What might be some of the theoretical implications of this study?
There are a few theoretical implications of this study. First, through examining how state institutions like the Montana Highway Department shape ideas about place, we see echoes of James C. Scott’s seminal work Seeing Like A State, which posits that governments impose regulations and standards on societies to make them legible. We think our study echoes and extends some of Scott’s logic, because we see that through maps, the Montana state government is able to present a cohesive narrative about what is significant about the state. Government thus becomes implicated in the process of identity formation.
Second, and relatedly, our study connects with ongoing research at the intersections of heritage studies and geography. Geographers are well suited to exploring how heritage, or a selective framing of identity, is constructed through an array of technologies. Many scholars examine how heritage is constructed through monuments, museums, and performances, and discuss how these are all representative of technologies that are deliberately aimed to help frame and consolidate identity. We use our study to suggest that maps play a similar role.
How does your research help us think about Geography?
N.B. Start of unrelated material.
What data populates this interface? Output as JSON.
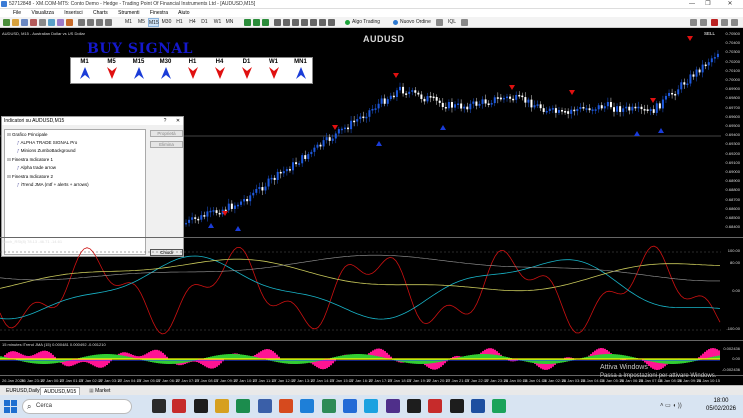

Geographers make and use maps, but our research is a reminder that maps can also function to shape popular ideas about place and heritage. By considering official state highway maps as rich cultural texts, we are concerned with exploring one mechanism through which places acquire meaning. Furthermore, by examining maps produced from 1914-2000, we consider how these meanings change over time. Exploring this topic through a Montana case study also means our study represents researching and writing a place-centered narrative. Asking and researching place-centered questions—such as asking what themes are central to Montana place identity, and how do maps convey these themes—are the sorts of questions that set Geography apart from other disciplines.